I'm not sure about for expanded models, but pooling GPU's is effectively what the Stable Diffusion servers have set up for the AI bots. Bunch of volunteers/mods run a SD public server and are used as needed - for a 400,000+ discord server I was part of moderating this is quite necessary to keep the bots running with a reasonable upkeep for requests.
I think the best we'll be able to hope for is whatever hardware MythicAI was working on with their analog chip.
Analog computing went out of fashion due to it's ~97% accuracy rate and need to be build for specific purposes. For example building a computer to calculate the trajectory of a hurricane or tornado - the results when repeated are all chaos but that's effectively what a tornado is anyway.
MythicAI went on a limb and the shortcomings of analog computing are actually strengths for readings models.

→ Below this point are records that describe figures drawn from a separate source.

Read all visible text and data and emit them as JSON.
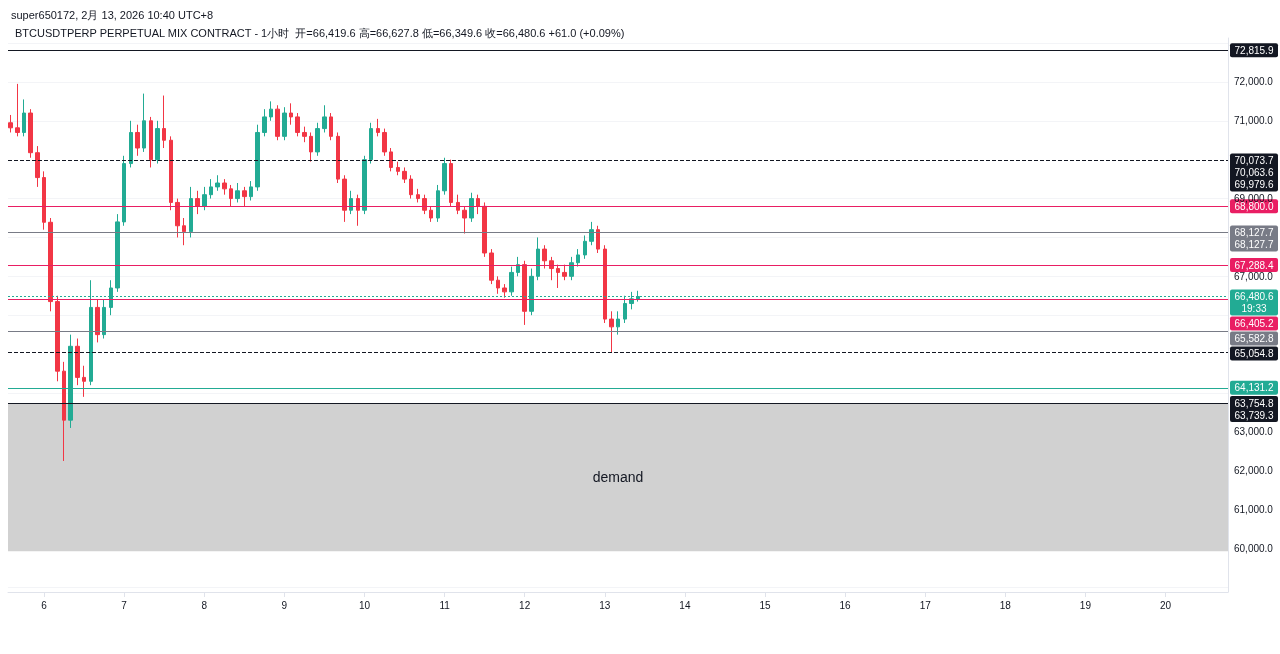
{
  "chart_data": {
    "type": "candlestick",
    "subtitle": "super650172, 2月 13, 2026 10:40 UTC+8",
    "title": "BTCUSDTPERP PERPETUAL MIX CONTRACT - 1小时  开=66,419.6 高=66,627.8 低=66,349.6 收=66,480.6 +61.0 (+0.09%)",
    "x": [
      5.5833,
      5.6667,
      5.75,
      5.8333,
      5.9167,
      6,
      6.0833,
      6.1667,
      6.25,
      6.3333,
      6.4167,
      6.5,
      6.5833,
      6.6667,
      6.75,
      6.8333,
      6.9167,
      7,
      7.0833,
      7.1667,
      7.25,
      7.3333,
      7.4167,
      7.5,
      7.5833,
      7.6667,
      7.75,
      7.8333,
      7.9167,
      8,
      8.0833,
      8.1667,
      8.25,
      8.3333,
      8.4167,
      8.5,
      8.5833,
      8.6667,
      8.75,
      8.8333,
      8.9167,
      9,
      9.0833,
      9.1667,
      9.25,
      9.3333,
      9.4167,
      9.5,
      9.5833,
      9.6667,
      9.75,
      9.8333,
      9.9167,
      10,
      10.0833,
      10.1667,
      10.25,
      10.3333,
      10.4167,
      10.5,
      10.5833,
      10.6667,
      10.75,
      10.8333,
      10.9167,
      11,
      11.0833,
      11.1667,
      11.25,
      11.3333,
      11.4167,
      11.5,
      11.5833,
      11.6667,
      11.75,
      11.8333,
      11.9167,
      12,
      12.0833,
      12.1667,
      12.25,
      12.3333,
      12.4167,
      12.5,
      12.5833,
      12.6667,
      12.75,
      12.8333,
      12.9167,
      13,
      13.0833,
      13.1667,
      13.25,
      13.3333,
      13.4167
    ],
    "ohlc": [
      [
        70950,
        71150,
        70700,
        70820
      ],
      [
        70820,
        71950,
        70600,
        70700
      ],
      [
        70700,
        71550,
        70600,
        71200
      ],
      [
        71200,
        71300,
        70050,
        70180
      ],
      [
        70180,
        70350,
        69300,
        69540
      ],
      [
        69540,
        69700,
        68200,
        68390
      ],
      [
        68390,
        68500,
        66100,
        66350
      ],
      [
        66350,
        66500,
        64300,
        64560
      ],
      [
        64560,
        64800,
        62250,
        63300
      ],
      [
        63300,
        65500,
        63100,
        65200
      ],
      [
        65200,
        65400,
        64200,
        64400
      ],
      [
        64400,
        64700,
        63900,
        64300
      ],
      [
        64300,
        66900,
        64200,
        66200
      ],
      [
        66200,
        66400,
        65300,
        65500
      ],
      [
        65500,
        66400,
        65400,
        66200
      ],
      [
        66200,
        66900,
        66000,
        66700
      ],
      [
        66700,
        68600,
        66600,
        68400
      ],
      [
        68400,
        70100,
        68300,
        69900
      ],
      [
        69900,
        71000,
        69800,
        70700
      ],
      [
        70700,
        70900,
        70100,
        70300
      ],
      [
        70300,
        71700,
        70200,
        71000
      ],
      [
        71000,
        71100,
        69800,
        70000
      ],
      [
        70000,
        71000,
        69900,
        70800
      ],
      [
        70800,
        71650,
        70300,
        70500
      ],
      [
        70500,
        70600,
        68700,
        68900
      ],
      [
        68900,
        69000,
        68000,
        68300
      ],
      [
        68300,
        68500,
        67800,
        68150
      ],
      [
        68150,
        69300,
        68000,
        69000
      ],
      [
        69000,
        69200,
        68600,
        68800
      ],
      [
        68800,
        69300,
        68700,
        69100
      ],
      [
        69100,
        69500,
        69000,
        69300
      ],
      [
        69300,
        69600,
        69200,
        69400
      ],
      [
        69400,
        69500,
        69100,
        69250
      ],
      [
        69250,
        69350,
        68800,
        69000
      ],
      [
        69000,
        69400,
        68900,
        69200
      ],
      [
        69200,
        69300,
        68800,
        69050
      ],
      [
        69050,
        69450,
        68950,
        69300
      ],
      [
        69300,
        70900,
        69200,
        70700
      ],
      [
        70700,
        71300,
        70600,
        71100
      ],
      [
        71100,
        71500,
        71000,
        71300
      ],
      [
        71300,
        71400,
        70500,
        70600
      ],
      [
        70600,
        71350,
        70500,
        71200
      ],
      [
        71200,
        71450,
        70900,
        71100
      ],
      [
        71100,
        71200,
        70600,
        70700
      ],
      [
        70700,
        70850,
        70450,
        70600
      ],
      [
        70600,
        70700,
        69950,
        70200
      ],
      [
        70200,
        70950,
        70100,
        70800
      ],
      [
        70800,
        71400,
        70700,
        71100
      ],
      [
        71100,
        71200,
        70500,
        70600
      ],
      [
        70600,
        70700,
        69400,
        69500
      ],
      [
        69500,
        69600,
        68400,
        68700
      ],
      [
        68700,
        69200,
        68600,
        69000
      ],
      [
        69000,
        69100,
        68300,
        68700
      ],
      [
        68700,
        70100,
        68600,
        70000
      ],
      [
        70000,
        70950,
        69900,
        70800
      ],
      [
        70800,
        71050,
        70600,
        70700
      ],
      [
        70700,
        70800,
        70100,
        70200
      ],
      [
        70200,
        70300,
        69700,
        69800
      ],
      [
        69800,
        69950,
        69600,
        69700
      ],
      [
        69700,
        69800,
        69400,
        69500
      ],
      [
        69500,
        69600,
        69000,
        69100
      ],
      [
        69100,
        69250,
        68900,
        69000
      ],
      [
        69000,
        69100,
        68600,
        68700
      ],
      [
        68700,
        68800,
        68400,
        68500
      ],
      [
        68500,
        69350,
        68400,
        69200
      ],
      [
        69200,
        70050,
        69100,
        69900
      ],
      [
        69900,
        70000,
        68800,
        68900
      ],
      [
        68900,
        69100,
        68600,
        68700
      ],
      [
        68700,
        68800,
        68100,
        68500
      ],
      [
        68500,
        69150,
        68400,
        69000
      ],
      [
        69000,
        69100,
        68600,
        68800
      ],
      [
        68800,
        68900,
        67500,
        67600
      ],
      [
        67600,
        67700,
        66800,
        66900
      ],
      [
        66900,
        67000,
        66550,
        66700
      ],
      [
        66700,
        66800,
        66450,
        66600
      ],
      [
        66600,
        67250,
        66500,
        67100
      ],
      [
        67100,
        67500,
        67000,
        67300
      ],
      [
        67300,
        67400,
        65750,
        66100
      ],
      [
        66100,
        67200,
        66000,
        67000
      ],
      [
        67000,
        68000,
        66900,
        67700
      ],
      [
        67700,
        67800,
        67200,
        67400
      ],
      [
        67400,
        67500,
        66900,
        67200
      ],
      [
        67200,
        67300,
        66700,
        67100
      ],
      [
        67100,
        67300,
        66900,
        67000
      ],
      [
        67000,
        67500,
        66900,
        67350
      ],
      [
        67350,
        67700,
        67250,
        67550
      ],
      [
        67550,
        68050,
        67450,
        67900
      ],
      [
        67900,
        68400,
        67800,
        68200
      ],
      [
        68200,
        68300,
        67600,
        67700
      ],
      [
        67700,
        67800,
        65800,
        65900
      ],
      [
        65900,
        66100,
        65050,
        65700
      ],
      [
        65700,
        66100,
        65500,
        65900
      ],
      [
        65900,
        66500,
        65800,
        66300
      ],
      [
        66300,
        66600,
        66150,
        66420
      ],
      [
        66419.6,
        66627.8,
        66349.6,
        66480.6
      ]
    ],
    "xlim": [
      5.55,
      20.78
    ],
    "xticks": [
      6,
      7,
      8,
      9,
      10,
      11,
      12,
      13,
      14,
      15,
      16,
      17,
      18,
      19,
      20
    ],
    "ylim": [
      58880,
      73130
    ],
    "yticks": [
      {
        "value": 59000,
        "label": null
      },
      {
        "value": 60000,
        "label": "60,000.0"
      },
      {
        "value": 61000,
        "label": "61,000.0"
      },
      {
        "value": 62000,
        "label": "62,000.0"
      },
      {
        "value": 63000,
        "label": "63,000.0"
      },
      {
        "value": 64000,
        "label": null
      },
      {
        "value": 66000,
        "label": null
      },
      {
        "value": 67000,
        "label": "67,000.0"
      },
      {
        "value": 68000,
        "label": null
      },
      {
        "value": 69000,
        "label": "69,000.0"
      },
      {
        "value": 71000,
        "label": "71,000.0"
      },
      {
        "value": 72000,
        "label": "72,000.0"
      },
      {
        "value": 73000,
        "label": null
      }
    ],
    "ref_lines": [
      {
        "axis": "y",
        "value": 72815.9,
        "label": "72,815.9",
        "color": "#131722",
        "line_style": "solid"
      },
      {
        "axis": "y",
        "value": 69979.6,
        "label": "70,073.7\n70,063.6\n69,979.6",
        "color": "#131722",
        "line_style": "dashed"
      },
      {
        "axis": "y",
        "value": 68800,
        "label": "68,800.0",
        "color": "#e91e63",
        "line_style": "solid"
      },
      {
        "axis": "y",
        "value": 68127.7,
        "label": "68,127.7\n68,127.7",
        "color": "#787b86",
        "line_style": "solid"
      },
      {
        "axis": "y",
        "value": 67288.4,
        "label": "67,288.4",
        "color": "#e91e63",
        "line_style": "solid"
      },
      {
        "axis": "y",
        "value": 66480.6,
        "label": "66,480.6\n19:33",
        "color": "#22ab94",
        "line_style": "dotted"
      },
      {
        "axis": "y",
        "value": 66405.2,
        "label": "66,405.2",
        "color": "#e91e63",
        "line_style": "solid"
      },
      {
        "axis": "y",
        "value": 65582.8,
        "label": "65,582.8",
        "color": "#787b86",
        "line_style": "solid"
      },
      {
        "axis": "y",
        "value": 65054.8,
        "label": "65,054.8",
        "color": "#131722",
        "line_style": "dashed"
      },
      {
        "axis": "y",
        "value": 64131.2,
        "label": "64,131.2",
        "color": "#22ab94",
        "line_style": "solid"
      },
      {
        "axis": "y",
        "value": 63739.3,
        "label": "63,754.8\n63,739.3",
        "color": "#131722",
        "line_style": "solid"
      }
    ],
    "bands": [
      {
        "axis": "y",
        "from": 59930,
        "to": 63739.3,
        "label": "demand",
        "color": "#d1d1d1"
      }
    ],
    "grid": "y"
  }
}
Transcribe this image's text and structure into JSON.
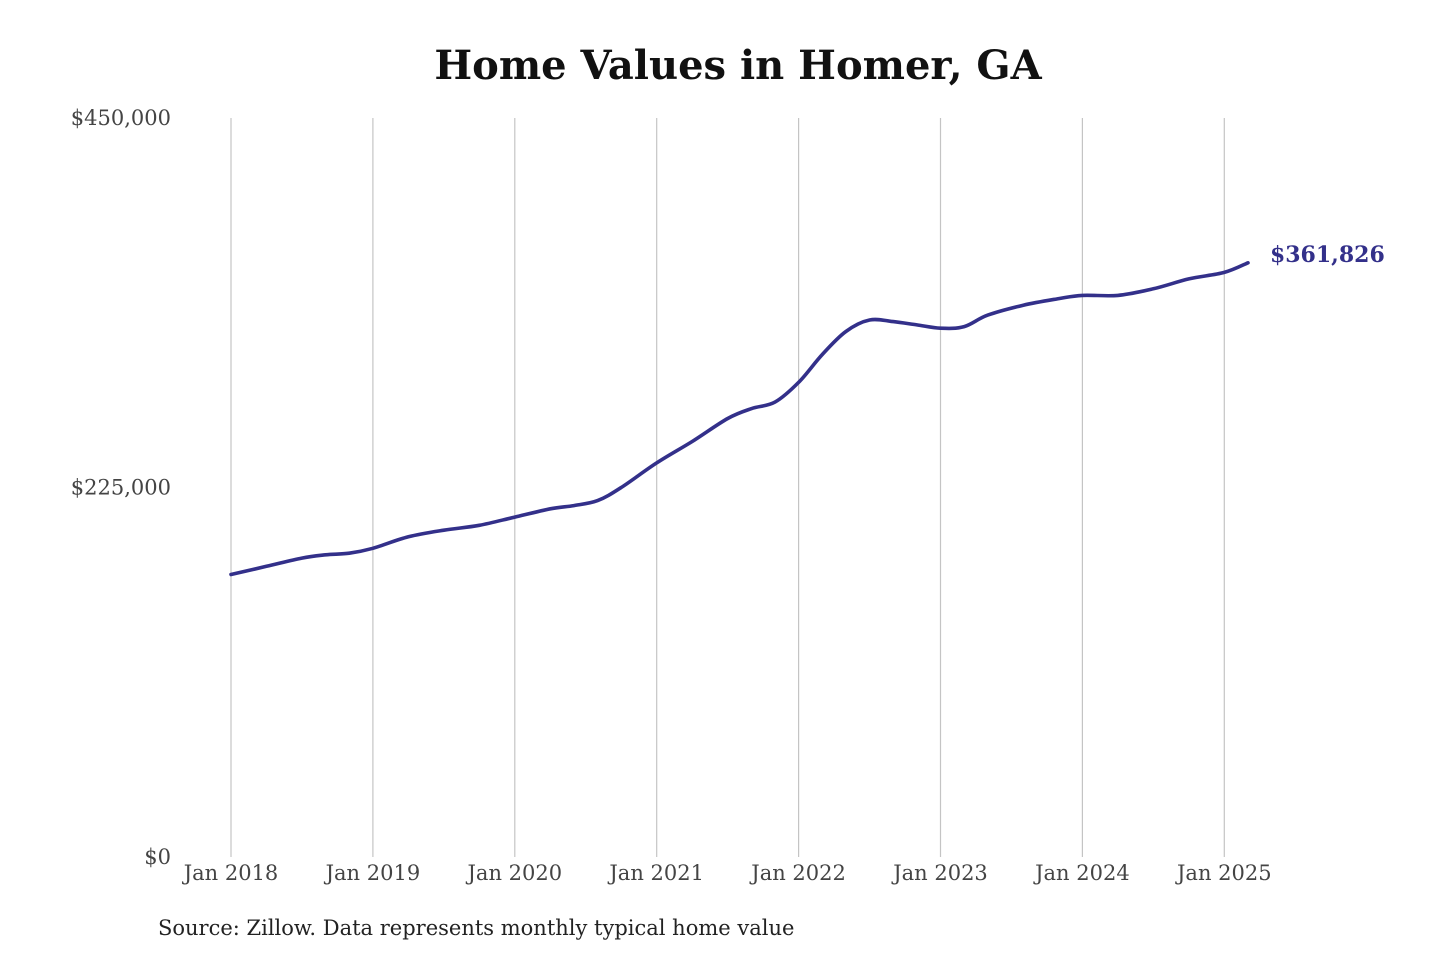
{
  "chart_data": {
    "type": "line",
    "title": "Home Values in Homer, GA",
    "xlabel": "",
    "ylabel": "",
    "x_range": [
      "2018-01",
      "2025-03"
    ],
    "ylim": [
      0,
      450000
    ],
    "y_ticks": [
      {
        "value": 0,
        "label": "$0"
      },
      {
        "value": 225000,
        "label": "$225,000"
      },
      {
        "value": 450000,
        "label": "$450,000"
      }
    ],
    "x_ticks": [
      {
        "date": "2018-01",
        "label": "Jan 2018"
      },
      {
        "date": "2019-01",
        "label": "Jan 2019"
      },
      {
        "date": "2020-01",
        "label": "Jan 2020"
      },
      {
        "date": "2021-01",
        "label": "Jan 2021"
      },
      {
        "date": "2022-01",
        "label": "Jan 2022"
      },
      {
        "date": "2023-01",
        "label": "Jan 2023"
      },
      {
        "date": "2024-01",
        "label": "Jan 2024"
      },
      {
        "date": "2025-01",
        "label": "Jan 2025"
      }
    ],
    "grid": {
      "vertical": true,
      "horizontal": false
    },
    "legend": "none",
    "series": [
      {
        "color": "#33308a",
        "end_label": "$361,826",
        "points": [
          {
            "x": "2018-01",
            "y": 172000
          },
          {
            "x": "2018-04",
            "y": 177000
          },
          {
            "x": "2018-07",
            "y": 182000
          },
          {
            "x": "2018-09",
            "y": 184000
          },
          {
            "x": "2018-11",
            "y": 185000
          },
          {
            "x": "2019-01",
            "y": 188000
          },
          {
            "x": "2019-04",
            "y": 195000
          },
          {
            "x": "2019-07",
            "y": 199000
          },
          {
            "x": "2019-10",
            "y": 202000
          },
          {
            "x": "2020-01",
            "y": 207000
          },
          {
            "x": "2020-04",
            "y": 212000
          },
          {
            "x": "2020-06",
            "y": 214000
          },
          {
            "x": "2020-08",
            "y": 217000
          },
          {
            "x": "2020-10",
            "y": 225000
          },
          {
            "x": "2021-01",
            "y": 240000
          },
          {
            "x": "2021-04",
            "y": 253000
          },
          {
            "x": "2021-07",
            "y": 267000
          },
          {
            "x": "2021-09",
            "y": 273000
          },
          {
            "x": "2021-11",
            "y": 277000
          },
          {
            "x": "2022-01",
            "y": 289000
          },
          {
            "x": "2022-03",
            "y": 306000
          },
          {
            "x": "2022-05",
            "y": 320000
          },
          {
            "x": "2022-07",
            "y": 327000
          },
          {
            "x": "2022-09",
            "y": 326000
          },
          {
            "x": "2022-11",
            "y": 324000
          },
          {
            "x": "2023-01",
            "y": 322000
          },
          {
            "x": "2023-03",
            "y": 323000
          },
          {
            "x": "2023-05",
            "y": 330000
          },
          {
            "x": "2023-08",
            "y": 336000
          },
          {
            "x": "2023-11",
            "y": 340000
          },
          {
            "x": "2024-01",
            "y": 342000
          },
          {
            "x": "2024-04",
            "y": 342000
          },
          {
            "x": "2024-07",
            "y": 346000
          },
          {
            "x": "2024-10",
            "y": 352000
          },
          {
            "x": "2025-01",
            "y": 356000
          },
          {
            "x": "2025-03",
            "y": 361826
          }
        ]
      }
    ]
  },
  "source_note": "Source: Zillow. Data represents monthly typical home value"
}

If you're 97% sure something is a dog, it's probably a dog and the 3% error rate of the computer is lower than humans by far. They developed these chips to be used in cameras for tracking but the premise is promising for any LLM, it just has to be adapted for them. Because of the nature of how they were used and the nature of analog computers in general, they use way less energy and are way more efficient at the task.
Which means that theoretically one day we could see hardware-accelerated AI via analog computers. No need for VRAM and 400+ watts, MythicAI's chips can take the model request, sift through it, send that analog data to a digital converter and our computer has the data.
Veritasium has a decent video on the subject, and while I think it's a pipe dream to one day have these analog chips be integrated as PC parts, it's a pretty cool one and is the best thing that we can hope for as consumers. Pretty much regardless of cost it would be a better alternative to what we're currently doing, as AI takes a boatload of energy that it doesn't need to be taking. Rather than thinking about how we can all pool thousands of watts and hundreds of gigs of VRAM, we should be investigating alternate routes to utilizing this technology.